No, if God exists, which he doesn’t, but for argument’s sake — if God exists and can forgive and has vices and sins it isn’t pride but envy. We create what we desire. We make what we notice lacking. God, first being, creator makes peers, makes romance, makes knowledge, makes everything he wants and then can take part in none of it.
It was a pretty good point, if not obtusely self-centered, but he forgot to say it out loud. At some point, without realizing it, he’d stopped bothering to express his ideas. He asked questions of himself and answered them, and when he spoke it was usually as if by pull-string. No thoughts required. The only person who had ever really wanted to hear his thoughts was gone now, but he couldn’t think about that without grinding his jaw.
The scene played out next to him without any supporting acts, but each change in monologue was written clearly on the man’s face. The turning of a head. The movement of his jaw. Being extraordinarily perceptive should have been a gift, especially for a priest who quite literally built his livelihood on understanding what people needed the most from him.

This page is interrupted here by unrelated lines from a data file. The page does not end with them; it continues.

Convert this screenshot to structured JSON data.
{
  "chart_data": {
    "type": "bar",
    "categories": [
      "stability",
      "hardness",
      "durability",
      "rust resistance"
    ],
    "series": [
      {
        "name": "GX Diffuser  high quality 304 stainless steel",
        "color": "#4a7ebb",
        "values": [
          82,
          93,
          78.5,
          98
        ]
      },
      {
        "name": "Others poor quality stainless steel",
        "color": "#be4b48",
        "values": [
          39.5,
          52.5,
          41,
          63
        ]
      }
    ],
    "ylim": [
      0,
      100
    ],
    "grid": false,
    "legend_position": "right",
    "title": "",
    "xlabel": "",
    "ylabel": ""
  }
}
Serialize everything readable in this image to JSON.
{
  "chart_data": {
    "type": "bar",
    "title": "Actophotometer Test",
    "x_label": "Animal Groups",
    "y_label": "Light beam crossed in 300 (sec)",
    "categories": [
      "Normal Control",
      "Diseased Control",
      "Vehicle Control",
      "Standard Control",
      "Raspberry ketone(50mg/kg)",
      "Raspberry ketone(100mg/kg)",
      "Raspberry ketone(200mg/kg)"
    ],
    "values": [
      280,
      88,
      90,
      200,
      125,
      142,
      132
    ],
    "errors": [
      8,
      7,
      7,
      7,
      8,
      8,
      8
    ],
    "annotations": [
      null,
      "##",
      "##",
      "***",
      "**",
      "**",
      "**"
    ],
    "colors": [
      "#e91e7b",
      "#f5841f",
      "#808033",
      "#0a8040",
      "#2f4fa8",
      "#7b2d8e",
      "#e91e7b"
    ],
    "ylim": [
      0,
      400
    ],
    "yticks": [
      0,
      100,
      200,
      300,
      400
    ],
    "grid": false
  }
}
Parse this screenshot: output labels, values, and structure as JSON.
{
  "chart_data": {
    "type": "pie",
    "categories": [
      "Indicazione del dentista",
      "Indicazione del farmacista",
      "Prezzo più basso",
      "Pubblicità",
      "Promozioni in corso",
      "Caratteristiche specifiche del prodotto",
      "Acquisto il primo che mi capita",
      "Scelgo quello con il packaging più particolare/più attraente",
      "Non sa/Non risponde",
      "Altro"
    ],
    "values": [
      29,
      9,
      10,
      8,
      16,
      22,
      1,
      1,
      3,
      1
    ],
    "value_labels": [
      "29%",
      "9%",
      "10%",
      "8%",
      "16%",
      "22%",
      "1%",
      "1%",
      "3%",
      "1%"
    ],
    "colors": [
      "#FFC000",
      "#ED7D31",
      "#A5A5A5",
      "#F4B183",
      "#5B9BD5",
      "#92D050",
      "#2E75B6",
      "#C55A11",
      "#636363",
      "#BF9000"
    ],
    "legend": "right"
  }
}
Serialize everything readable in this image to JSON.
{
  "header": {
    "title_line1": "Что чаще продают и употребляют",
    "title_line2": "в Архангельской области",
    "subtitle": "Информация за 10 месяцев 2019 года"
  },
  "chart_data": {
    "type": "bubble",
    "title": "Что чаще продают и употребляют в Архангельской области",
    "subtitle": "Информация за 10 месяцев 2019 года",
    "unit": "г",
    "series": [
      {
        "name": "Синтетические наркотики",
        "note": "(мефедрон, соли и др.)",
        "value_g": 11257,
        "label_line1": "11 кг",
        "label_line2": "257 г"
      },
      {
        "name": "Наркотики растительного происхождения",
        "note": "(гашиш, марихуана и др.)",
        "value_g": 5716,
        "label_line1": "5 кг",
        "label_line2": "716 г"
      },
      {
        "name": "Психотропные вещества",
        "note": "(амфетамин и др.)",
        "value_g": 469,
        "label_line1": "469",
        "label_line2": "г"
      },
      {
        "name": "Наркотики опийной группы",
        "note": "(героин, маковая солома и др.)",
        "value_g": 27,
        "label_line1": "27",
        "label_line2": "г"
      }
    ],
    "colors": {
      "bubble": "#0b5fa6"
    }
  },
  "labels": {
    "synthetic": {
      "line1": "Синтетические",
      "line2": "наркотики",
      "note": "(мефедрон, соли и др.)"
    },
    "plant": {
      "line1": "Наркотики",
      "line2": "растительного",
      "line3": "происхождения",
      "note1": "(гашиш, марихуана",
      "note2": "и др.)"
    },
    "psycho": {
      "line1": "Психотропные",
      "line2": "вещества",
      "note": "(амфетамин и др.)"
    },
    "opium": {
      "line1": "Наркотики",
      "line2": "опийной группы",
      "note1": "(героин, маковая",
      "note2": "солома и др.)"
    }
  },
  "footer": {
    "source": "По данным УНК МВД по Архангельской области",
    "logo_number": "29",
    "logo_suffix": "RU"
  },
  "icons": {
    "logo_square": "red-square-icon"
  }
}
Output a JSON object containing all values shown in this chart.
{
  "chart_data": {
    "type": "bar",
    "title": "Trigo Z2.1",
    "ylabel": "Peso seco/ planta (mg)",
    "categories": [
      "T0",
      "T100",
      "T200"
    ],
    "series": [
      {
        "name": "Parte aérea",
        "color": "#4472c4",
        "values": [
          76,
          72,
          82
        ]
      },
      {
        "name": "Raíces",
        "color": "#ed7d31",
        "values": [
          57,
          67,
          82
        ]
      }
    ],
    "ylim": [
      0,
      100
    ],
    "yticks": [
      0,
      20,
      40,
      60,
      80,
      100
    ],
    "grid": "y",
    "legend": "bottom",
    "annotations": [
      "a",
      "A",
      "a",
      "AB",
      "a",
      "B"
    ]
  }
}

A confidante. A father figure. The guiding hand throughout this dark, deep life, where few lights seem to shone for anyone that weren’t merely skyscrapers in the distant city center.
Dorian placed a gentle, featherlight touch to the man’s shoulder, always doing what he could to lessen the blow that he could inflict on others without even meaning to. His strength now was something he had gotten used to when surrounded by other vampires, but he understood God more now than he had before as a human. Sometimes this much power was best kept separate from the rest of the world. Sometimes it was simply too dangerous to use without thought or care. So Dorian cared more.
“We suffer in this life. There’s no avoiding it, nor should we even bother trying.” They might have seemed hollow coming from most, but Dorian felt the words deep in his chest. Between his ribs. In the spaces of his body that used to be full, and now he felt unbearably empty. God couldn’t fill it. An entire congregation couldn’t. “But we suffer, and then we look up to the sky, and we wonder, why us? Why have we been given this burden, and if there was a God, why couldn’t he be a merciful one?”
His grip on the shoulder grew harder, testing the limits, ignoring the sudden rush of what might happen if her forsook his vows and morals and ripped into the throat next to him instead. Vices. Vices, indeed. “Despite the fact that I believe we were all placed here with purpose, I don’t believe God to be a puppeteer. He’s an artist. Half-mad. Genius. We’re all simply staring at the painting in front of us, interpreting what we have to work with.”